Тут из-за буйно выросшей дикой травы появилось светлое лицо безудержно росшей Айсулу, его Айсулу — и было в этом что-то пугающее, что-то похожее на внезапный скрежет камня по стеклу…

* * *

Ранним-ранним утром, когда степь сера и прохладна, как едва посветлевшее небо, Ержан проснулся от вкрадчивого стука камешком в окно.

Он пробудился разом и полностью; натренированный за последние дни слух был абсолютен: стучали в соседнее, материнское окно. Может, даже чуть-чуть по нему царапали. Ержан спал все эти дни, не раздеваясь: просто валился в свою постель и под тяжестью мыслей вырубался. Без всякой задней мысли он привстал и глянул в свое окно. Это был Шакен, только что вернувшийся с вахты, — в руках у него был его обычный чемоданчик. Судя по всему, он не заходил еще к себе домой. Без всяких мыслей и чувств Ержан следил за происходящим.

Ни гнев, ни ревность — какое-то досужее и отстраненное любопытство заставило Ержана резко распахнуть окно и высунуться наружу. Было видно, как опешил Шакен-коке, как от неожиданности он уронил чемоданчик, но потом вдруг совладал с собой и замахал рукой Ержану — так, будто в окно Канышат он скребся по ошибке. «Смотри, что я тебе привез…» — выкрикнул он, обернувшись к Ержану. Нагнулся, подобрал чемоданчик и, покопавшись в нем, вытащил газету. Развернул и просунул в окно: «Читай!»

Ержан стал читать вслух: «В июне из столицы ГДР пришла печальная весть. В результате несчастного случая в Берлине погиб известный американский певец и актер Дин Рид. Как часто бывает в таких случаях, известие это вызвало на Западе разного рода инсинуации. Правые газеты пытались разыграть провокационную версию о том, что гибель американского певца якобы связана с „террористической деятельностью спецслужб коммунистического режима ГДР“.
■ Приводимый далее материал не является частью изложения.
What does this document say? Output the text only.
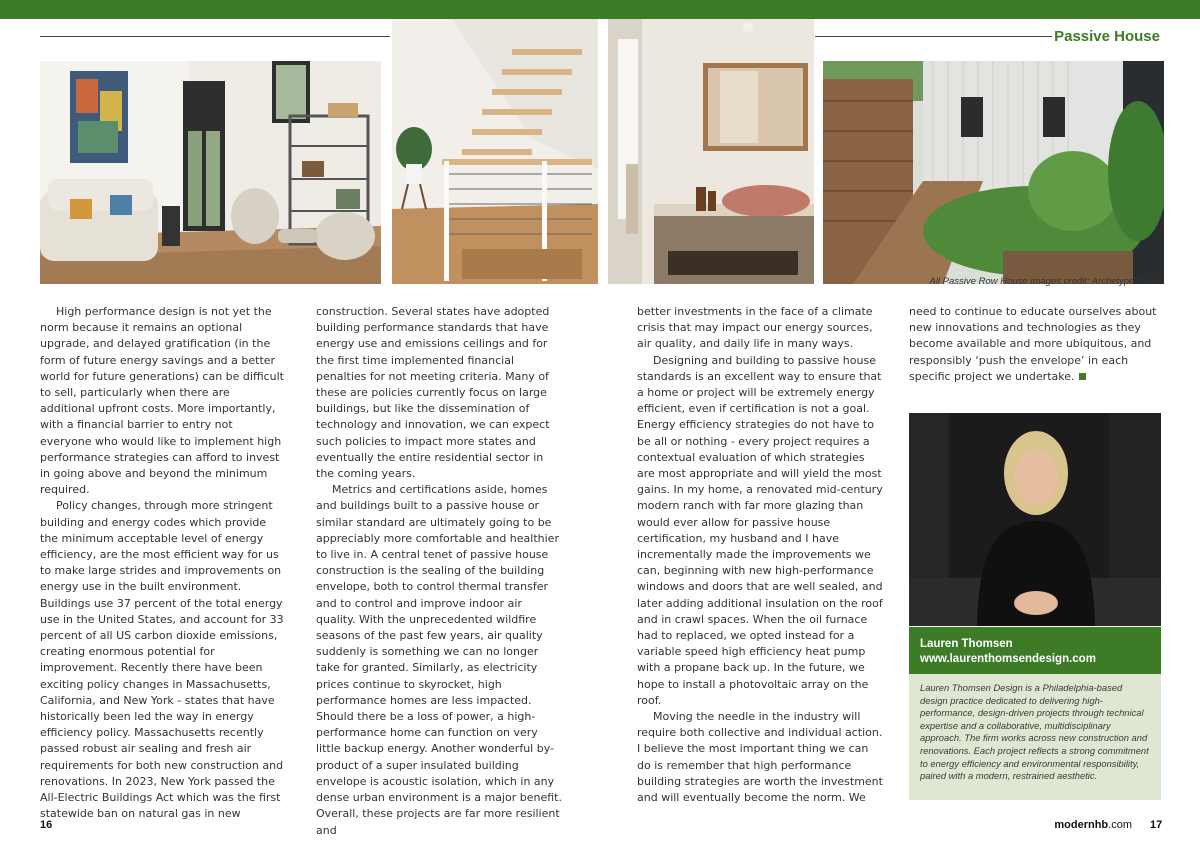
Passive House
All Passive Row House images credit: Archetype Photo

High performance design is not yet the norm because it remains an optional upgrade, and delayed gratification (in the form of future energy savings and a better world for future generations) can be difficult to sell, particularly when there are additional upfront costs. More importantly, with a financial barrier to entry not everyone who would like to implement high performance strategies can afford to invest in going above and beyond the minimum required.

Policy changes, through more stringent building and energy codes which provide the minimum acceptable level of energy efficiency, are the most efficient way for us to make large strides and improvements on energy use in the built environment. Buildings use 37 percent of the total energy use in the United States, and account for 33 percent of all US carbon dioxide emissions, creating enormous potential for improvement. Recently there have been exciting policy changes in Massachusetts, California, and New York - states that have historically been led the way in energy efficiency policy. Massachusetts recently passed robust air sealing and fresh air requirements for both new construction and renovations. In 2023, New York passed the All-Electric Buildings Act which was the first statewide ban on natural gas in new

construction. Several states have adopted building performance standards that have energy use and emissions ceilings and for the first time implemented financial penalties for not meeting criteria. Many of these are policies currently focus on large buildings, but like the dissemination of technology and innovation, we can expect such policies to impact more states and eventually the entire residential sector in the coming years.

Metrics and certifications aside, homes and buildings built to a passive house or similar standard are ultimately going to be appreciably more comfortable and healthier to live in. A central tenet of passive house construction is the sealing of the building envelope, both to control thermal transfer and to control and improve indoor air quality. With the unprecedented wildfire seasons of the past few years, air quality suddenly is something we can no longer take for granted. Similarly, as electricity prices continue to skyrocket, high performance homes are less impacted. Should there be a loss of power, a high-performance home can function on very little backup energy. Another wonderful by-product of a super insulated building envelope is acoustic isolation, which in any dense urban environment is a major benefit. Overall, these projects are far more resilient and

better investments in the face of a climate crisis that may impact our energy sources, air quality, and daily life in many ways.

Designing and building to passive house standards is an excellent way to ensure that a home or project will be extremely energy efficient, even if certification is not a goal. Energy efficiency strategies do not have to be all or nothing - every project requires a contextual evaluation of which strategies are most appropriate and will yield the most gains. In my home, a renovated mid-century modern ranch with far more glazing than would ever allow for passive house certification, my husband and I have incrementally made the improvements we can, beginning with new high-performance windows and doors that are well sealed, and later adding additional insulation on the roof and in crawl spaces. When the oil furnace had to replaced, we opted instead for a variable speed high efficiency heat pump with a propane back up. In the future, we hope to install a photovoltaic array on the roof.

Moving the needle in the industry will require both collective and individual action. I believe the most important thing we can do is remember that high performance building strategies are worth the investment and will eventually become the norm. We

need to continue to educate ourselves about new innovations and technologies as they become available and more ubiquitous, and responsibly ‘push the envelope’ in each specific project we undertake.

Lauren Thomsen
www.laurenthomsendesign.com
Lauren Thomsen Design is a Philadelphia-based design practice dedicated to delivering high-performance, design-driven projects through technical expertise and a collaborative, multidisciplinary approach. The firm works across new construction and renovations. Each project reflects a strong commitment to energy efficiency and environmental responsibility, paired with a modern, restrained aesthetic.
16	modernhb.com 17
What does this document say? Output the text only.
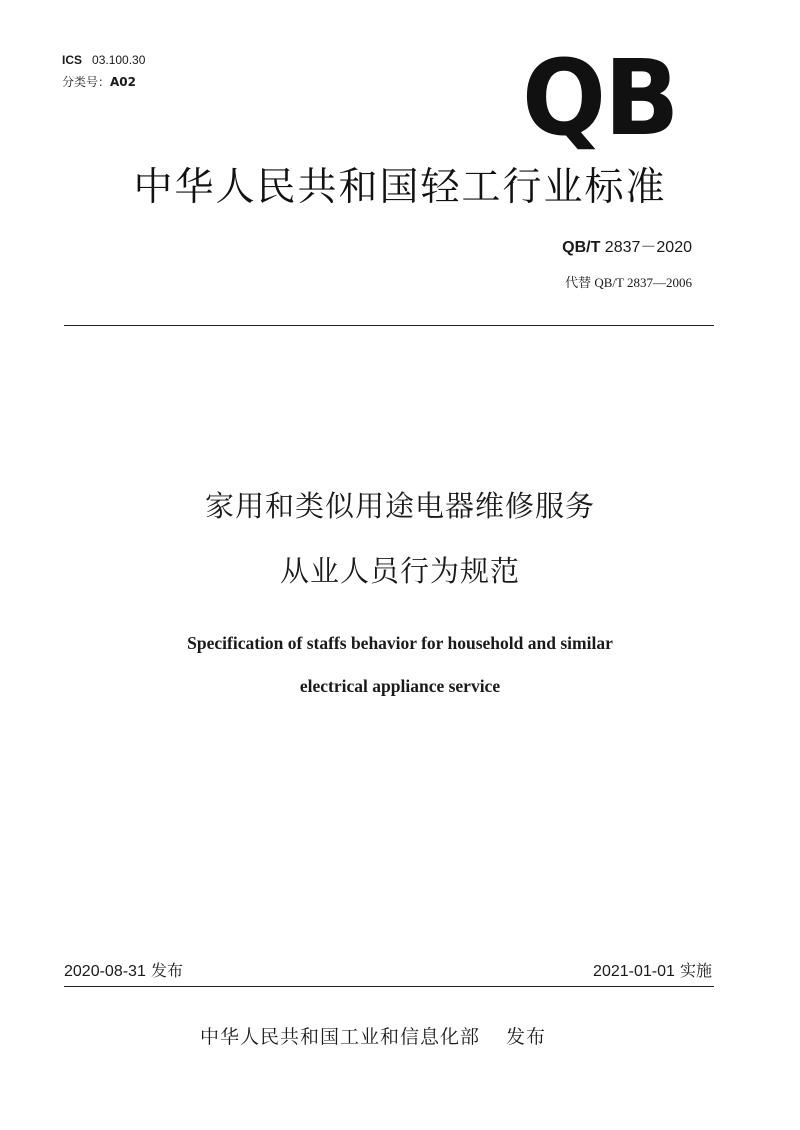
ICS 03.100.30
分类号：A02	QB
中华人民共和国轻工行业标准
QB/T 2837－2020
代替 QB/T 2837—2006
家用和类似用途电器维修服务
从业人员行为规范
Specification of staffs behavior for household and similar
electrical appliance service
2020-08-31 发布	2021-01-01 实施
中华人民共和国工业和信息化部 发布
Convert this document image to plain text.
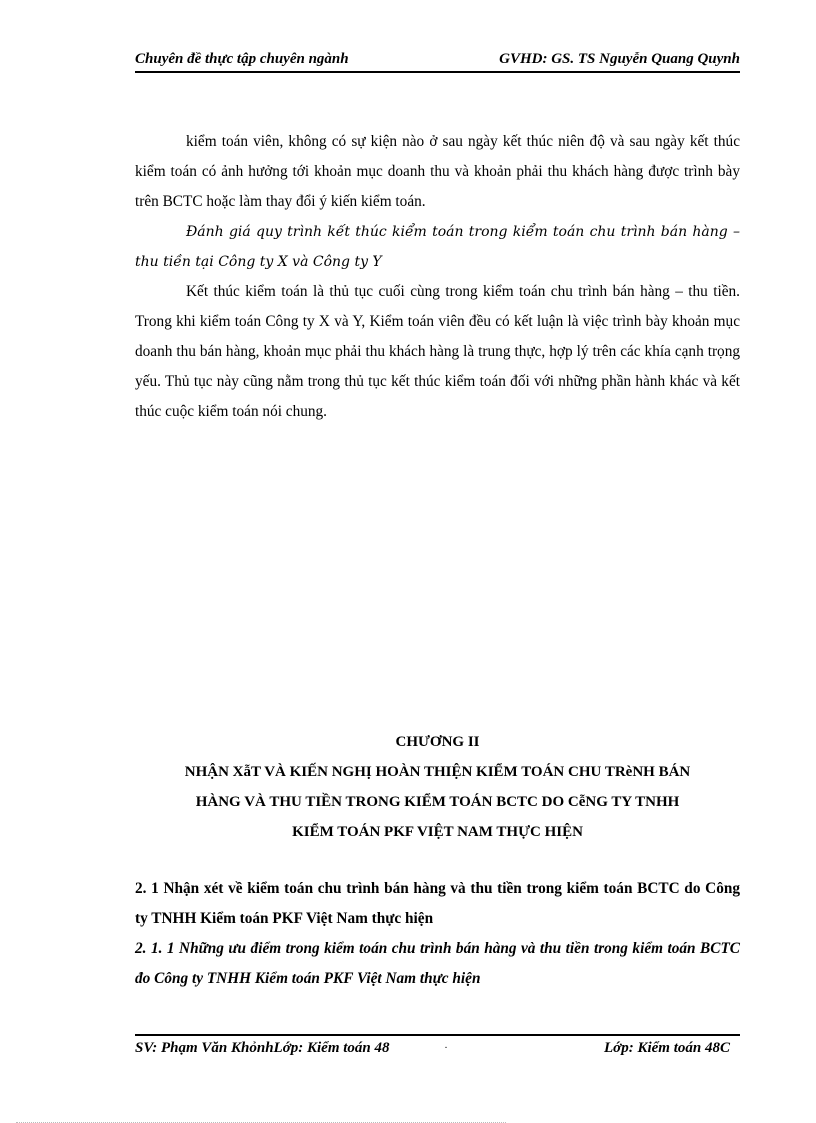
Chuyên đề thực tập chuyên ngành	GVHD: GS. TS Nguyễn Quang Quynh

kiểm toán viên, không có sự kiện nào ở sau ngày kết thúc niên độ và sau ngày kết thúc kiểm toán có ảnh hưởng tới khoản mục doanh thu và khoản phải thu khách hàng được trình bày trên BCTC hoặc làm thay đổi ý kiến kiểm toán.

Đánh giá quy trình kết thúc kiểm toán trong kiểm toán chu trình bán hàng – thu tiền tại Công ty X và Công ty Y

Kết thúc kiểm toán là thủ tục cuối cùng trong kiểm toán chu trình bán hàng – thu tiền. Trong khi kiểm toán Công ty X và Y, Kiểm toán viên đều có kết luận là việc trình bày khoản mục doanh thu bán hàng, khoản mục phải thu khách hàng là trung thực, hợp lý trên các khía cạnh trọng yếu. Thủ tục này cũng nằm trong thủ tục kết thúc kiểm toán đối với những phần hành khác và kết thúc cuộc kiểm toán nói chung.

CHƯƠNG II
NHẬN XẫT VÀ KIẾN NGHỊ HOÀN THIỆN KIỂM TOÁN CHU TRèNH BÁN
HÀNG VÀ THU TIỀN TRONG KIỂM TOÁN BCTC DO CễNG TY TNHH
KIỂM TOÁN PKF VIỆT NAM THỰC HIỆN
2. 1 Nhận xét về kiểm toán chu trình bán hàng và thu tiền trong kiểm toán BCTC do Công ty TNHH Kiểm toán PKF Việt Nam thực hiện
2. 1. 1 Những ưu điểm trong kiểm toán chu trình bán hàng và thu tiền trong kiểm toán BCTC đo Công ty TNHH Kiểm toán PKF Việt Nam thực hiện
SV: Phạm Văn KhỏnhLớp: Kiểm toán 48	.	Lớp: Kiểm toán 48C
Мы позвонили в Берлин вдове американского певца Ренате Блюме… У телефона Рената:

— Любые предположения о том, что моего мужа убили, — самая отвратительная клевета. Такие домыслы только оскорбляют память о Дине, причиняя боль мне и нашей дочери. Мой муж утонул. Его нашли в озере мертвым. В последнее время у Дина резко ухудшилось здоровье: у него было больное сердце. Что касается предположения, что он хотел вернуться в США, — и это абсолютная ложь. Ничего подобного он делать не собирался. Он жил мыслью о новом фильме. Он очень любил нашу дочь. Я считаю подлым иезуитством спекулировать на смерти моего мужа и очень надеюсь, что вы точно передадите мои слова».